El juez estimó que había méritos suficientes para procesarlos penalmente y elevó el expediente a la Sala Penal de la Corte de Guayaquil.

Desde esa diligencia hasta la expedición de la sentencia transcurrió un año y medio más. En este período sobrevino otra avalancha de dilaciones con diligencias suspendidas, retrasos y otros incidentes.

Este último lunes 14 de julio, la Sala Penal de la Corte de Guayas dio a conocer su sentencia. Condenó por asociación ilícita a cinco años de cárcel a la fiscal Beltrán y a los principales integrantes de la red: los narcotraficantes Robinson Arroyo y Víctor Hugo Endara, que ya habían sido condenados anteriormente a 19 años de prisión en el caso principal, por el tráfico de 600 kilos de coca.

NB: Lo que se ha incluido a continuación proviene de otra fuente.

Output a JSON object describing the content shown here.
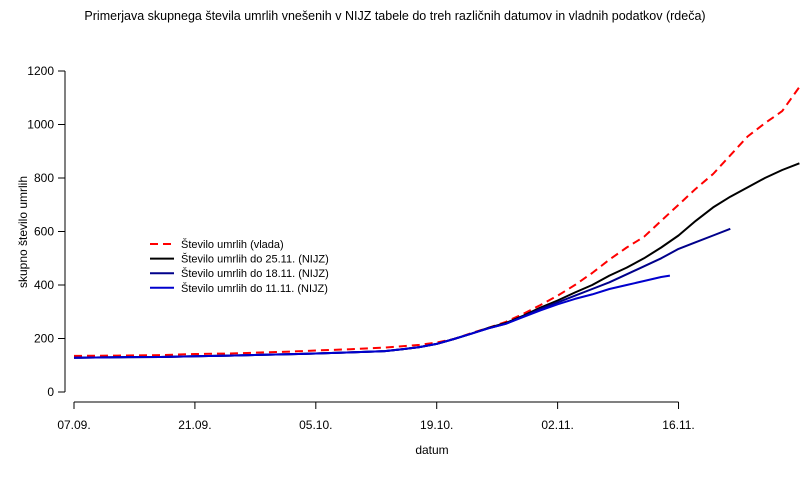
{
  "chart_data": {
    "type": "line",
    "title": "Primerjava skupnega števila umrlih vnešenih v NIJZ tabele do treh različnih datumov in vladnih podatkov (rdeča)",
    "xlabel": "datum",
    "ylabel": "skupno število umrlih",
    "ylim": [
      0,
      1240
    ],
    "xlim": [
      0,
      86
    ],
    "yticks": [
      0,
      200,
      400,
      600,
      800,
      1000,
      1200
    ],
    "xticks": [
      {
        "day": 0,
        "label": "07.09."
      },
      {
        "day": 14,
        "label": "21.09."
      },
      {
        "day": 28,
        "label": "05.10."
      },
      {
        "day": 42,
        "label": "19.10."
      },
      {
        "day": 56,
        "label": "02.11."
      },
      {
        "day": 70,
        "label": "16.11."
      }
    ],
    "legend_position": "middle-left",
    "series": [
      {
        "name": "Število umrlih (vlada)",
        "color": "#ff0000",
        "dash": "dashed",
        "points": [
          [
            0,
            135
          ],
          [
            5,
            136
          ],
          [
            10,
            138
          ],
          [
            14,
            142
          ],
          [
            18,
            144
          ],
          [
            22,
            148
          ],
          [
            26,
            152
          ],
          [
            28,
            155
          ],
          [
            32,
            160
          ],
          [
            36,
            166
          ],
          [
            40,
            176
          ],
          [
            42,
            185
          ],
          [
            44,
            198
          ],
          [
            46,
            220
          ],
          [
            48,
            240
          ],
          [
            50,
            262
          ],
          [
            52,
            292
          ],
          [
            54,
            325
          ],
          [
            56,
            360
          ],
          [
            58,
            400
          ],
          [
            60,
            445
          ],
          [
            62,
            495
          ],
          [
            64,
            540
          ],
          [
            66,
            580
          ],
          [
            68,
            640
          ],
          [
            70,
            700
          ],
          [
            72,
            760
          ],
          [
            74,
            815
          ],
          [
            76,
            885
          ],
          [
            78,
            955
          ],
          [
            80,
            1005
          ],
          [
            82,
            1050
          ],
          [
            84,
            1140
          ],
          [
            86,
            1240
          ]
        ]
      },
      {
        "name": "Število umrlih do 25.11. (NIJZ)",
        "color": "#000000",
        "dash": "solid",
        "points": [
          [
            0,
            128
          ],
          [
            5,
            130
          ],
          [
            10,
            131
          ],
          [
            14,
            134
          ],
          [
            18,
            136
          ],
          [
            22,
            139
          ],
          [
            26,
            142
          ],
          [
            28,
            144
          ],
          [
            32,
            148
          ],
          [
            36,
            153
          ],
          [
            38,
            160
          ],
          [
            40,
            168
          ],
          [
            42,
            180
          ],
          [
            44,
            198
          ],
          [
            46,
            218
          ],
          [
            48,
            240
          ],
          [
            50,
            258
          ],
          [
            52,
            285
          ],
          [
            54,
            315
          ],
          [
            56,
            342
          ],
          [
            58,
            372
          ],
          [
            60,
            400
          ],
          [
            62,
            435
          ],
          [
            64,
            465
          ],
          [
            66,
            500
          ],
          [
            68,
            540
          ],
          [
            70,
            585
          ],
          [
            72,
            640
          ],
          [
            74,
            690
          ],
          [
            76,
            730
          ],
          [
            78,
            765
          ],
          [
            80,
            800
          ],
          [
            82,
            830
          ],
          [
            84,
            855
          ]
        ]
      },
      {
        "name": "Število umrlih do 18.11. (NIJZ)",
        "color": "#00008b",
        "dash": "solid",
        "points": [
          [
            0,
            128
          ],
          [
            5,
            130
          ],
          [
            10,
            131
          ],
          [
            14,
            134
          ],
          [
            18,
            136
          ],
          [
            22,
            139
          ],
          [
            26,
            142
          ],
          [
            28,
            144
          ],
          [
            32,
            148
          ],
          [
            36,
            153
          ],
          [
            38,
            160
          ],
          [
            40,
            168
          ],
          [
            42,
            180
          ],
          [
            44,
            198
          ],
          [
            46,
            218
          ],
          [
            48,
            238
          ],
          [
            50,
            255
          ],
          [
            52,
            282
          ],
          [
            54,
            310
          ],
          [
            56,
            335
          ],
          [
            58,
            360
          ],
          [
            60,
            385
          ],
          [
            62,
            410
          ],
          [
            64,
            440
          ],
          [
            66,
            470
          ],
          [
            68,
            500
          ],
          [
            70,
            535
          ],
          [
            72,
            560
          ],
          [
            74,
            585
          ],
          [
            76,
            610
          ]
        ]
      },
      {
        "name": "Število umrlih do 11.11. (NIJZ)",
        "color": "#0000cd",
        "dash": "solid",
        "points": [
          [
            0,
            128
          ],
          [
            5,
            130
          ],
          [
            10,
            131
          ],
          [
            14,
            134
          ],
          [
            18,
            136
          ],
          [
            22,
            139
          ],
          [
            26,
            142
          ],
          [
            28,
            144
          ],
          [
            32,
            148
          ],
          [
            36,
            153
          ],
          [
            38,
            160
          ],
          [
            40,
            168
          ],
          [
            42,
            180
          ],
          [
            44,
            198
          ],
          [
            46,
            218
          ],
          [
            48,
            238
          ],
          [
            50,
            255
          ],
          [
            52,
            280
          ],
          [
            54,
            305
          ],
          [
            56,
            328
          ],
          [
            58,
            348
          ],
          [
            60,
            365
          ],
          [
            62,
            385
          ],
          [
            64,
            400
          ],
          [
            66,
            415
          ],
          [
            68,
            430
          ],
          [
            69,
            435
          ]
        ]
      }
    ]
  }
}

Pese a que las pruebas indican que la fiscal, al parecer, no actuó sola sino con otros funcionarios y abogados, los jueces Richard Gaibor Gaibor (ponente), Henry Morán Morán y José Poveda Arauz declararon la inocencia del resto de implicados. Concretamente los jueces absolvieron a Ana Posligua Ronquillo (ex jueza de San Vicente, quien dio paso al cambio del tipo penal y la vinculación del testigo falso); Walter Zambrano (secretario de la fiscal, quien colaboró con el abogado Novillo para recibir una serie de versiones); Xavier Novillo Arana (quien coordinó con la fiscal y la jueza, con el pago de $ 300.000, el cambio de tipo penal, el ingreso de testigo falso y el procedimiento abreviado de los detenidos en el aeropuerto los Perales); y Johana Del Pezo Zambrano (abogada del testigo falso, que falleció 6 meses después de dar su versión auto inculpándose).

El fallo puede ser apelado por la Fiscalía o cualquiera de las partes hasta este viernes, para que la Corte Nacional lo revise. Fuentes cercanas a la investigación, temen que la Fiscal del caso no apele la sentencia, en vista de las actuaciones sospechosas de otros funcionarios judiciales en este caso.